Greater Toronto Area Moves Toward Its Next Office Development Cycle
The Greater Toronto Area office market is being pushed into its next development cycle by the record-low vacancy rates in downtown, according to Avison Young's Q1 office market report.
Almost 814K SF was absorbed in the GTA in Q1 2017, with most of that in Class-A buildings, Avison Young reports. Downtown continues to be the place that tenants want to be. The downtown overall vacancy rate was 3.3% in Q1.
Low vacancy will be alleviated somewhat when the next two big office projects downtown deliver.
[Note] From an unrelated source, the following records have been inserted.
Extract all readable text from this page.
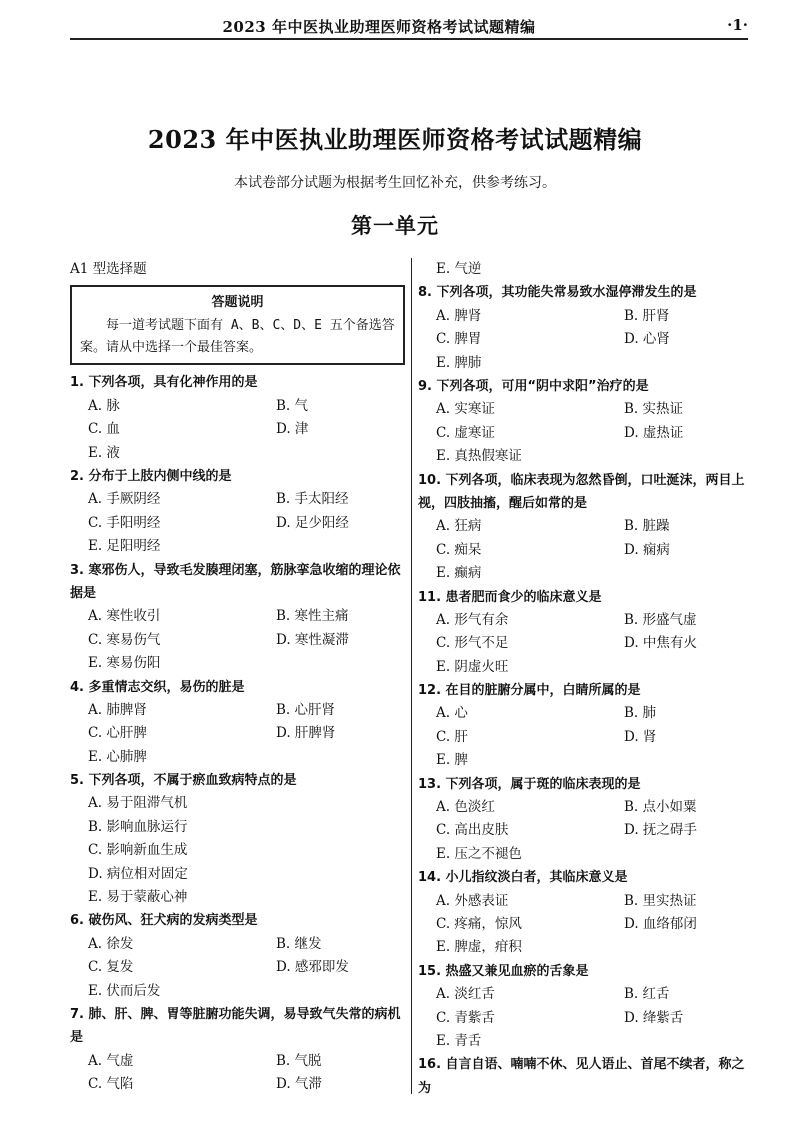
2023 年中医执业助理医师资格考试试题精编	·1·
2023 年中医执业助理医师资格考试试题精编
本试卷部分试题为根据考生回忆补充，供参考练习。
第一单元
A1 型选择题
答题说明
每一道考试题下面有 A、B、C、D、E 五个备选答案。请从中选择一个最佳答案。
1. 下列各项，具有化神作用的是
A. 脉	B. 气
C. 血	D. 津
E. 液
2. 分布于上肢内侧中线的是
A. 手厥阴经	B. 手太阳经
C. 手阳明经	D. 足少阳经
E. 足阳明经
3. 寒邪伤人，导致毛发腠理闭塞，筋脉挛急收缩的理论依据是
A. 寒性收引	B. 寒性主痛
C. 寒易伤气	D. 寒性凝滞
E. 寒易伤阳
4. 多重情志交织，易伤的脏是
A. 肺脾肾	B. 心肝肾
C. 心肝脾	D. 肝脾肾
E. 心肺脾
5. 下列各项，不属于瘀血致病特点的是
A. 易于阻滞气机
B. 影响血脉运行
C. 影响新血生成
D. 病位相对固定
E. 易于蒙蔽心神
6. 破伤风、狂犬病的发病类型是
A. 徐发	B. 继发
C. 复发	D. 感邪即发
E. 伏而后发
7. 肺、肝、脾、胃等脏腑功能失调，易导致气失常的病机是
A. 气虚	B. 气脱
C. 气陷	D. 气滞
E. 气逆
8. 下列各项，其功能失常易致水湿停滞发生的是
A. 脾肾	B. 肝肾
C. 脾胃	D. 心肾
E. 脾肺
9. 下列各项，可用“阴中求阳”治疗的是
A. 实寒证	B. 实热证
C. 虚寒证	D. 虚热证
E. 真热假寒证
10. 下列各项，临床表现为忽然昏倒，口吐涎沫，两目上视，四肢抽搐，醒后如常的是
A. 狂病	B. 脏躁
C. 痴呆	D. 痫病
E. 癫病
11. 患者肥而食少的临床意义是
A. 形气有余	B. 形盛气虚
C. 形气不足	D. 中焦有火
E. 阴虚火旺
12. 在目的脏腑分属中，白睛所属的是
A. 心	B. 肺
C. 肝	D. 肾
E. 脾
13. 下列各项，属于斑的临床表现的是
A. 色淡红	B. 点小如粟
C. 高出皮肤	D. 抚之碍手
E. 压之不褪色
14. 小儿指纹淡白者，其临床意义是
A. 外感表证	B. 里实热证
C. 疼痛，惊风	D. 血络郁闭
E. 脾虚，疳积
15. 热盛又兼见血瘀的舌象是
A. 淡红舌	B. 红舌
C. 青紫舌	D. 绛紫舌
E. 青舌
16. 自言自语、喃喃不休、见人语止、首尾不续者，称之为
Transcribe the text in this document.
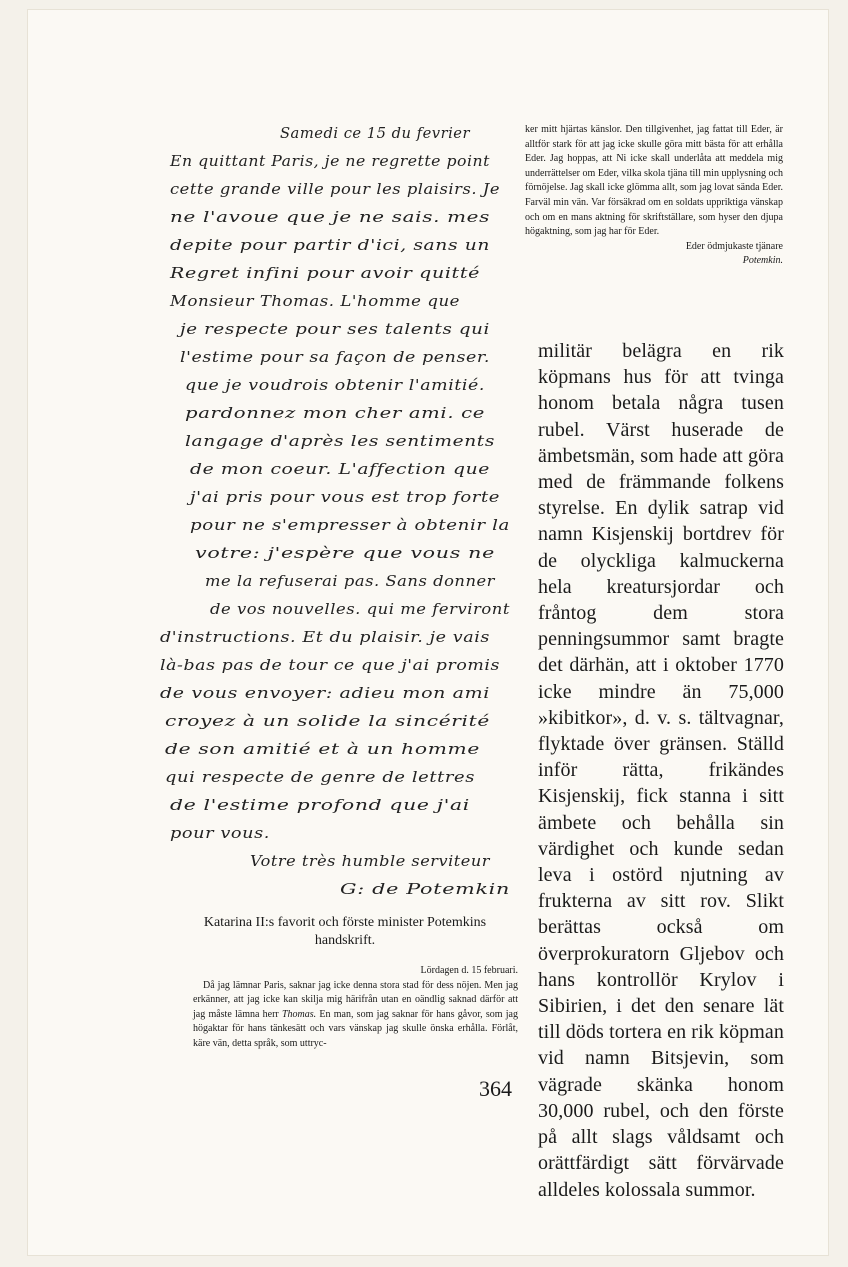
Samedi ce 15 du fevrier
En quittant Paris, je ne regrette point
cette grande ville pour les plaisirs. Je
ne l'avoue que je ne sais. mes
depite pour partir d'ici, sans un
Regret infini pour avoir quitté
Monsieur Thomas. L'homme que
je respecte pour ses talents qui
l'estime pour sa façon de penser.
que je voudrois obtenir l'amitié.
pardonnez mon cher ami. ce
langage d'après les sentiments
de mon coeur. L'affection que
j'ai pris pour vous est trop forte
pour ne s'empresser à obtenir la
votre: j'espère que vous ne
me la refuserai pas. Sans donner
de vos nouvelles. qui me ferviront
d'instructions. Et du plaisir. je vais
là-bas pas de tour ce que j'ai promis
de vous envoyer: adieu mon ami
croyez à un solide la sincérité
de son amitié et à un homme
qui respecte de genre de lettres
de l'estime profond que j'ai
pour vous.
Votre très humble serviteur
G: de Potemkin
Katarina II:s favorit och förste minister Potemkins handskrift.
Lördagen d. 15 februari.
Då jag lämnar Paris, saknar jag icke denna stora stad för dess nöjen. Men jag erkänner, att jag icke kan skilja mig härifrån utan en oändlig saknad därför att jag måste lämna herr Thomas. En man, som jag saknar för hans gåvor, som jag högaktar för hans tänkesätt och vars vänskap jag skulle önska erhålla. Förlåt, käre vän, detta språk, som uttryc-
364
ker mitt hjärtas känslor. Den tillgivenhet, jag fattat till Eder, är alltför stark för att jag icke skulle göra mitt bästa för att erhålla Eder. Jag hoppas, att Ni icke skall underlåta att meddela mig underrättelser om Eder, vilka skola tjäna till min upplysning och förnöjelse. Jag skall icke glömma allt, som jag lovat sända Eder. Farväl min vän. Var försäkrad om en soldats uppriktiga vänskap och om en mans aktning för skriftställare, som hyser den djupa högaktning, som jag har för Eder.
Eder ödmjukaste tjänare
Potemkin.
militär belägra en rik köpmans hus för att tvinga honom betala några tusen rubel. Värst huserade de ämbetsmän, som hade att göra med de främmande folkens styrelse. En dylik satrap vid namn Kisjenskij bortdrev för de olyckliga kalmuckerna hela kreatursjordar och fråntog dem stora penningsummor samt bragte det därhän, att i oktober 1770 icke mindre än 75,000 »kibitkor», d. v. s. tältvagnar, flyktade över gränsen. Ställd inför rätta, frikändes Kisjenskij, fick stanna i sitt ämbete och behålla sin värdighet och kunde sedan leva i ostörd njutning av frukterna av sitt rov. Slikt berättas också om överprokuratorn Gljebov och hans kontrollör Krylov i Sibirien, i det den senare lät till döds tortera en rik köpman vid namn Bitsjevin, som vägrade skänka honom 30,000 rubel, och den förste på allt slags våldsamt och orättfärdigt sätt förvärvade alldeles kolossala summor.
Due to the strong market, Cadillac Fairview and the Ontario Pension Board will start construction on the 879K SF 16 York St. without a lead tenant, and Ivanhoé Cambridge and Hines will start on Bay Park Centre, which has CIBC as its anchor in up to 1.75M SF of the 2.9M SF complex.
"These two announcements have removed some of the uncertainty from the equation," Bill Argeropoulos, principal and practice leader of research (Canada) for Avison Young, said in a statement.
That should push downtown out of the current development cycle, which started in 2014, and into the next, which will last from 2018 to 2023, he said.
There is 6.3M SF under construction downtown, with 49% of that pre-leased, Avison Young reports.
In this decade, the GTA office market has had almost 14M SF of new development, Argeropoulos said, but demand continues to outpace supply, especially in downtown.
CBIC's move to Bay Park Centre also frees up space at its current digs for new tenants, Avison Young principal Robert Armstrong said in a statement.
"Given the amount of lead time, the market will have plenty of opportunity to deal with this pending backfill space," he said.
In Midtown, overall vacancy was 3.5% in the first quarter, and new development is coming in the form of Cresford's 95K SF 59 Hayden Ave. and Urbacon's 24K SF 1128 Yonge St.
The report describes the GTA as two distinct markets.
While the downtown area has historically low vacancy, the suburban areas have double-digit vacancy. There have been some shifts in the suburbs, with rising occupancy gains in Toronto West and Toronto East and losses in Toronto North.
Overall suburban vacancy for Q1 was down 40 basis points from Q4 2016, dropping to 11.3%. That translates to large amounts of space in the suburbs at different price points.
For Q1, suburban markets had about 1M SF of construction, down from a year ago. Suburban markets have had strong development activity during this decade, Argeropoulos said, making up half of the GTA's new office product.
"Both downtown and suburban markets continue to focus increasingly on development oriented around current and future transportation hubs, in line with evolving workplace and city-building trends," he said.